Le vélo dans le sang

À 15 ans, Philippe faisait Montréal-Québec à vélo. L’année suivante, il se rendait cette fois en Gaspésie. Au secondaire, il lisait déjà des récits de voyages de cyclistes. Entre 15 et 23 ans, il a travaillé dans des ateliers de réparation de vélos. Le vélo a toujours été un élément central de sa vie.

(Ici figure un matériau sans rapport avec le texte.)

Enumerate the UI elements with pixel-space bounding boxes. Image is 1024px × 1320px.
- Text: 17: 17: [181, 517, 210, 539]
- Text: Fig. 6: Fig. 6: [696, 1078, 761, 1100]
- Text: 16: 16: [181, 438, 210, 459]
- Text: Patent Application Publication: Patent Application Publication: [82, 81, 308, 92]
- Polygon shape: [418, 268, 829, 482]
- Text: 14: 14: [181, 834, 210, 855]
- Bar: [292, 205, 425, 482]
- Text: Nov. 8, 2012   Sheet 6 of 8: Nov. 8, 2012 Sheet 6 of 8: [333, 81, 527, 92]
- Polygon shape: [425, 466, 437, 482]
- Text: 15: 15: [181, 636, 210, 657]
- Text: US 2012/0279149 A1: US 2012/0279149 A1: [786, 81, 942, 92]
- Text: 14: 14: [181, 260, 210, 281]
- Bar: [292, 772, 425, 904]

Résilient devant le fait de ne pouvoir tout prévoir, il a divisé ce grand voyage en petites sections qu’il planifie mensuellement. « Une étape à la fois. Chaque étape donne confiance pour la suivante », s’accroche l’aventurier. Il plante sa tente en se référant notamment à une application. Également, il profite parfois de l’hospitalité des locaux. 

La Fondation sablon

Derrière ce périple, il y a la Fondation sablon. Philippe amasse de l’argent pour cet organisme qui aide les jeunes en milieu défavorisé à pratiquer des sports. Il endosse cette cause, faisant un lien avec son enfance. « J’étais hyperactif. Mes parents m’ont mis en Sport-études au secondaire. Ça a changé ma vie », exprime-t-il. Il relate avoir failli redoubler plusieurs années au primaire. Au secondaire, ayant l’occasion de dépenser son énergie, il arrivait à se concentrer à l’école. Ses notes ont d’ailleurs augmenté de manière significative. « Mais je suis conscient que ces programmes coûtent de l’argent et si mes parents n’avaient pas pu me le payer, je ne serais probablement jamais allé à l’université », avance-t-il. 

Philippe espère avoir atteint son objectif en octobre. Il estime qu’il aura roulé 27 000 km à ce moment. Moralement, les pays de l’Amérique centrale, dont la Colombie et l’Équateur, ont été « assez difficiles ». Maintenant au Pérou, il considère arriver dans la meilleure phase de son voyage. L’attendent ensuite la Bolivie et son désert de sel salar d’Uyuni. « J’ai l’impression que les moments désagréables sont derrière moi et qu’il ne reste que du positif devant », termine l’homme endurant.